Я не боюсь летать
Шрифт:
Я изучала Гейдельберг, как шпион, находила приметы Третьего рейха, которые намеренно не упоминались в туристических справочниках. Нашла место, где прежде стояла синагога, теперь сожженная. Научившись водить машину, смогла распространить исследования на более отдаленные уголки, где нашла заброшенную железнодорожную ветку и старый товарный вагон, по стенке которого было написано: «REICHSBAHN». На всех сверкающих новизной вагонах было написано: «BUNDESBAHN». Я чувствовала себя как те фанатичные израильтяне, которые выслеживают нацистов в Аргентине. Только я выслеживала собственное прошлое, мое собственное еврейство, в которое прежде не верила.
Думаю, больше всего меня выводило из себя то, как немцы изменили свою защитную окраску, как они говорили теперь о мире и гуманизме, как утверждали, что все до одного сражались на Восточном фронте. Меня бесило их лицемерие.
У Хорста Гюммеля имелся печатный бизнес, а размещался он в маленьком офисе в старом городе.
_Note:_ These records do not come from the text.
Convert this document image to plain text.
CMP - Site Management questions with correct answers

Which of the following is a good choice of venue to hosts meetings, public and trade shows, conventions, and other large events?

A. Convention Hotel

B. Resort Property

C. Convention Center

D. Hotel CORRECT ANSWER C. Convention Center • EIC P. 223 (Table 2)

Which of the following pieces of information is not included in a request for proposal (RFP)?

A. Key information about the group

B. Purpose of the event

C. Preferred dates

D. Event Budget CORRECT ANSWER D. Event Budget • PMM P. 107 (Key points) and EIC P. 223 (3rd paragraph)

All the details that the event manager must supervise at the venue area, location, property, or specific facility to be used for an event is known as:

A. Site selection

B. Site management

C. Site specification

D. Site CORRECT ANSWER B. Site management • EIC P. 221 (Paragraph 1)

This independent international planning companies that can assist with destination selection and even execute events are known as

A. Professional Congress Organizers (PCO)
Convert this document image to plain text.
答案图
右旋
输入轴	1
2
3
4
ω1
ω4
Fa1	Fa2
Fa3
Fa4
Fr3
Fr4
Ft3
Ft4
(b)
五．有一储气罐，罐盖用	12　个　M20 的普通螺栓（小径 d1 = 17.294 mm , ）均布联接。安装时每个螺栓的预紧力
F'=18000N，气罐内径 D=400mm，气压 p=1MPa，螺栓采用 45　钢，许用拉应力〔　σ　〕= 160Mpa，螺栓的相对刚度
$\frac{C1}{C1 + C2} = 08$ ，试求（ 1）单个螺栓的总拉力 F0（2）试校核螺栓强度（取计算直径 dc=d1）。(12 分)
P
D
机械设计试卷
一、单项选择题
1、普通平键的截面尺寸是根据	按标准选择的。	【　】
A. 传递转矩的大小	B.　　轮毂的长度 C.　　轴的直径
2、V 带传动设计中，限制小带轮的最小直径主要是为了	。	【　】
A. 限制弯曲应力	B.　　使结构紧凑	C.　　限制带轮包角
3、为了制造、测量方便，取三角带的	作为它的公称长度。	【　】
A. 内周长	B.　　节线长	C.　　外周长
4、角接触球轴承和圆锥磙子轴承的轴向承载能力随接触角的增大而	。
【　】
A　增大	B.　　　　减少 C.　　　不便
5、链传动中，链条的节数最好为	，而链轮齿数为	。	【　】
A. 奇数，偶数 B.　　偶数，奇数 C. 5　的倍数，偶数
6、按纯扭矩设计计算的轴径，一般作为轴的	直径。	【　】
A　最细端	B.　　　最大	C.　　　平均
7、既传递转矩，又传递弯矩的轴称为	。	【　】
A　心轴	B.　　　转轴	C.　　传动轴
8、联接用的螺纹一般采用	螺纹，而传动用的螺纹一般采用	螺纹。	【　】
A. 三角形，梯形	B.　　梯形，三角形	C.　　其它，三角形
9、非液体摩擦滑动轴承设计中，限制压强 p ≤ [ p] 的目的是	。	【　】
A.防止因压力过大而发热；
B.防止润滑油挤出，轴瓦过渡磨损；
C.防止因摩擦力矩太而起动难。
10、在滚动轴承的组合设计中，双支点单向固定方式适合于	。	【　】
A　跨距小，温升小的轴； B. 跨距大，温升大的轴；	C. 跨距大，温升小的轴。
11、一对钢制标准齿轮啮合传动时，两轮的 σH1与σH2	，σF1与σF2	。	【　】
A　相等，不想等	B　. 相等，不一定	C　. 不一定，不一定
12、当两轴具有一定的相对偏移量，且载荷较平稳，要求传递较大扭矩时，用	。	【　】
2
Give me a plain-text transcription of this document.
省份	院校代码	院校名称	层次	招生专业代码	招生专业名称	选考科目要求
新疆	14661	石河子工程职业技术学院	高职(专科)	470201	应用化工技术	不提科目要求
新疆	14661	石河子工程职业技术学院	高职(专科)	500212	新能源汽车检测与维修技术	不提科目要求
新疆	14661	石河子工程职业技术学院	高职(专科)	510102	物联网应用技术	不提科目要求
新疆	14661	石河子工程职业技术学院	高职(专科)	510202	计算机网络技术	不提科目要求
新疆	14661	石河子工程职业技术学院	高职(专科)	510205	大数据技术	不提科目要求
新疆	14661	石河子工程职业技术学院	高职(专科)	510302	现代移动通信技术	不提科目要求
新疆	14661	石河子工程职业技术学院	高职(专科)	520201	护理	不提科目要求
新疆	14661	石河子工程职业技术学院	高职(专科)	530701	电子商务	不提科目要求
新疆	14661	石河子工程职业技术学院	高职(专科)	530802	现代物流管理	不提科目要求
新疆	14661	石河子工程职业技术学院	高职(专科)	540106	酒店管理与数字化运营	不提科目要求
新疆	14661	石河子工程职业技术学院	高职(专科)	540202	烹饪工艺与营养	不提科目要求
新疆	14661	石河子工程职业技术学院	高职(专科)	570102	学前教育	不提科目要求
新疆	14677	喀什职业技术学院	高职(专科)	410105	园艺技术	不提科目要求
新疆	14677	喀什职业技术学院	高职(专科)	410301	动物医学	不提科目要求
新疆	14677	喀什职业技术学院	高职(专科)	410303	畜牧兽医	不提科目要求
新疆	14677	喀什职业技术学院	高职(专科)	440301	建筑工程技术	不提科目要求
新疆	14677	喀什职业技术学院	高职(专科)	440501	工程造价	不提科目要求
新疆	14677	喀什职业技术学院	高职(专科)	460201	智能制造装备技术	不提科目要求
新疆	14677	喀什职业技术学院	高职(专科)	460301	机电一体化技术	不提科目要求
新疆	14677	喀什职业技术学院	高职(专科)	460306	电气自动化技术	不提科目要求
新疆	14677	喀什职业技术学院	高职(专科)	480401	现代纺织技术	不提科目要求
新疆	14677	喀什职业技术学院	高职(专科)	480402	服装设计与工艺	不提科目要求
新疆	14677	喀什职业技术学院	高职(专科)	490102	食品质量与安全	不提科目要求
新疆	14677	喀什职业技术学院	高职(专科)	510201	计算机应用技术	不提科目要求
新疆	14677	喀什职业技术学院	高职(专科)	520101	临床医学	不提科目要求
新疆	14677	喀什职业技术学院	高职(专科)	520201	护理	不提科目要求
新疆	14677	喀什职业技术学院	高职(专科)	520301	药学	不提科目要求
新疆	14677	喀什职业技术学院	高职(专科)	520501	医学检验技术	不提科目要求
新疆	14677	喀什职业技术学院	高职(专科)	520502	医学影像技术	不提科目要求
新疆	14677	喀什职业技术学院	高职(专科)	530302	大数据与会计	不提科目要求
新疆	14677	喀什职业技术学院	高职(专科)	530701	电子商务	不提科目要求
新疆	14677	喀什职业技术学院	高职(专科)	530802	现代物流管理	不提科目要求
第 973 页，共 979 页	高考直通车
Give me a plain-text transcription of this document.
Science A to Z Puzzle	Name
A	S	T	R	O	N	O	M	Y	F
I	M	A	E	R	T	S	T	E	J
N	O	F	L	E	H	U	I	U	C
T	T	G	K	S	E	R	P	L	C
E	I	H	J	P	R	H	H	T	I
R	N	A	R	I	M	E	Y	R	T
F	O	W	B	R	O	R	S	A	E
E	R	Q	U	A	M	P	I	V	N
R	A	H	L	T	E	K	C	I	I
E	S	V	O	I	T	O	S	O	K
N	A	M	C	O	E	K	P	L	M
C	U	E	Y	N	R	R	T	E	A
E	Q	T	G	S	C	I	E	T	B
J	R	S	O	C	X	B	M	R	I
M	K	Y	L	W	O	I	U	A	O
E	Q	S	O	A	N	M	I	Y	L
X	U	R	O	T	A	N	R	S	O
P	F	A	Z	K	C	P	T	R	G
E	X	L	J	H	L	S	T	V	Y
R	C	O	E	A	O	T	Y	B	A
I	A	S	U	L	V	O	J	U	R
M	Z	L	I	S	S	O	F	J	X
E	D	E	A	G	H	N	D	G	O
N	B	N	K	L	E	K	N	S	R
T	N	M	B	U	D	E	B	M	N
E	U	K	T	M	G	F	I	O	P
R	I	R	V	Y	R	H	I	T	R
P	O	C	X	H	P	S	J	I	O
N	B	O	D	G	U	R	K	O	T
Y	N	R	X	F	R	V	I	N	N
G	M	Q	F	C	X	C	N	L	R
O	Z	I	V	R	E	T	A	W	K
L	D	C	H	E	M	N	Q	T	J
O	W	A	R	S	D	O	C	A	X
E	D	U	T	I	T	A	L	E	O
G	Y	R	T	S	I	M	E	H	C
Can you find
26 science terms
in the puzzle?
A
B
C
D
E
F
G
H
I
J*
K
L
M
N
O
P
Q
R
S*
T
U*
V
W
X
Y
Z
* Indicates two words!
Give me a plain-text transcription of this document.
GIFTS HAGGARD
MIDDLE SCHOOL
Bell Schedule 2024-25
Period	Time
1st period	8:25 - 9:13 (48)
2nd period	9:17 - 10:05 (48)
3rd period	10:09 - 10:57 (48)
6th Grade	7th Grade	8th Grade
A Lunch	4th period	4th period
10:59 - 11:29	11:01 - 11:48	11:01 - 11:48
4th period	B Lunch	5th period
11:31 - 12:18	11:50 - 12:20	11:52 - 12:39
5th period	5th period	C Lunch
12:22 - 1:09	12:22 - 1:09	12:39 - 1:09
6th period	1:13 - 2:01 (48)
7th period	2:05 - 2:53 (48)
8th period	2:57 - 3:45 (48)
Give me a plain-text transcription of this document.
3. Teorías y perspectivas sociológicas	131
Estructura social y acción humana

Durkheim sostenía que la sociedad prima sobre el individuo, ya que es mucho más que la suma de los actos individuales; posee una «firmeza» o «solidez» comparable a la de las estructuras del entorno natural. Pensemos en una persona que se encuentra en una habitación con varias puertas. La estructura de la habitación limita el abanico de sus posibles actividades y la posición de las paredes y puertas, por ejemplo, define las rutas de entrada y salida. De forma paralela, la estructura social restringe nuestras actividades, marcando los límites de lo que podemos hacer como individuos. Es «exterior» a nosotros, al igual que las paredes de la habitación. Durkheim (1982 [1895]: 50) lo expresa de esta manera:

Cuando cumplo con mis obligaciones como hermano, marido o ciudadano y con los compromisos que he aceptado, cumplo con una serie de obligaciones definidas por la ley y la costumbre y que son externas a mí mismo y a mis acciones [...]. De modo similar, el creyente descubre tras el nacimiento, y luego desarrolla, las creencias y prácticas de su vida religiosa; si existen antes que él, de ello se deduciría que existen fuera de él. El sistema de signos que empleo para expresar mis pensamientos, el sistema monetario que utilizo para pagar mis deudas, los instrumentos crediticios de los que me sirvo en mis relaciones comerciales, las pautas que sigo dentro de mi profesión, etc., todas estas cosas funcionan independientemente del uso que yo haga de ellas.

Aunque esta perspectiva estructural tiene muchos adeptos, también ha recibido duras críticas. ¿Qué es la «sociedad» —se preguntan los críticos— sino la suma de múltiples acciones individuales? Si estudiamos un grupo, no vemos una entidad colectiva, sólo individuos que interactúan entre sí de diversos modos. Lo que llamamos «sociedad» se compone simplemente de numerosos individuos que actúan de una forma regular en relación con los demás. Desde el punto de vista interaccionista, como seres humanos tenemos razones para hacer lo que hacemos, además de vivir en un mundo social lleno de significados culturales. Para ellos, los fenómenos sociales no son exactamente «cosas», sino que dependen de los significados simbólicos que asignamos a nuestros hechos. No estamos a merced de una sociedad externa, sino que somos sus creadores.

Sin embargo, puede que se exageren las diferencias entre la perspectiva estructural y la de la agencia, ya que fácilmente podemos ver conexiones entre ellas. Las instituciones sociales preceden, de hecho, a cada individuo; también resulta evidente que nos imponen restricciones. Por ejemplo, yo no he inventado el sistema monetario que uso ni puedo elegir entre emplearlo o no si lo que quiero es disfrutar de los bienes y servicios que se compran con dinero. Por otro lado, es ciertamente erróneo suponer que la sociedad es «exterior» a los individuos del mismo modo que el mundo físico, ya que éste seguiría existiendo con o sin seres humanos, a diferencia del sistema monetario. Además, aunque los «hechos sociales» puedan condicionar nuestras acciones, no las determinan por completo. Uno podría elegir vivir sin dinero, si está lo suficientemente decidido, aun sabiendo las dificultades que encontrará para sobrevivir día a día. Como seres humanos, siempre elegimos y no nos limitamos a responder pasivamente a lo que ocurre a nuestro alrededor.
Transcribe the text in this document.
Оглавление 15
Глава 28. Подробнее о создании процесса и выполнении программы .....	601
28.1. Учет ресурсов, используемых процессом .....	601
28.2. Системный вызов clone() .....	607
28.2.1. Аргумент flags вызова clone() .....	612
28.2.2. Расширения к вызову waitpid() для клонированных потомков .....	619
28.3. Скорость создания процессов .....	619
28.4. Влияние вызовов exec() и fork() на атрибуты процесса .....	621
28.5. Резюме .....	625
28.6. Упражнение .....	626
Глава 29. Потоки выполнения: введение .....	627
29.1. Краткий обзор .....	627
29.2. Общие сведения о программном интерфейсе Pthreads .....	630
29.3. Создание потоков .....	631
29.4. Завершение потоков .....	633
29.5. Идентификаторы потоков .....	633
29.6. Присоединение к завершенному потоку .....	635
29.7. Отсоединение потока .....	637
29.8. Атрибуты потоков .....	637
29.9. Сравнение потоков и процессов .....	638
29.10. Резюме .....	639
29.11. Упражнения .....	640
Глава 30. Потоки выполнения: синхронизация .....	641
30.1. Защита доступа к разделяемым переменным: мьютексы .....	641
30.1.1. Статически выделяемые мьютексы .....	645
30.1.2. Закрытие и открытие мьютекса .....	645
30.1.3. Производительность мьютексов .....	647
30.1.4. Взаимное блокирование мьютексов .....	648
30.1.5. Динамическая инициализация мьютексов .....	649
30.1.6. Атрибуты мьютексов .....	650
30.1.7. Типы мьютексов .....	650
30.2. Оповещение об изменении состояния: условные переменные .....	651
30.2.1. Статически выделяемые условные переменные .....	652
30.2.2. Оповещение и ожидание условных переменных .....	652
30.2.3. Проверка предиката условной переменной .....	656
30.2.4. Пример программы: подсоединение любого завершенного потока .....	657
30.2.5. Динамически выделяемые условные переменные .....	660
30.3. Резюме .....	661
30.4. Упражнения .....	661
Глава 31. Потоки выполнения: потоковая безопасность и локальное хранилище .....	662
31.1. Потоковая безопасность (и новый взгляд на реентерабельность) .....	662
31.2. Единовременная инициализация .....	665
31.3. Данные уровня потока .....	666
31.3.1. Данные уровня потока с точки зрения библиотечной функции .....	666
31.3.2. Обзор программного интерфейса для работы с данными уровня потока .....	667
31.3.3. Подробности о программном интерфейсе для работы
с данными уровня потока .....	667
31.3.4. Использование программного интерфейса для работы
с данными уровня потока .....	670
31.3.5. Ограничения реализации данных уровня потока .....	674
На его столе высились кипы книг, бумаг и всякого мусора, и он вечно разговаривал по телефону или выкрикивал указания трем трясущимся от страха работающим на него Assistenten [90] . При пяти футах росту у него отросло изрядное брюшко, он носил сильные очки с желтоватыми стеклами, которые лишь подчеркивали синяки под глазами. Познакомившись с ним, Беннет стал его называть не иначе как гном. По большей части герр Гюммель неплохо говорил по-английски, но иногда делал ошибки, которые сводили на нет всю его предшествующую языковую резвость. Как-то раз, когда я сказала ему, что мне пора домой готовить обед Беннету, он сказал: «Если ваш Mann [91] голоден, то вы должны идти домой и приготовить его».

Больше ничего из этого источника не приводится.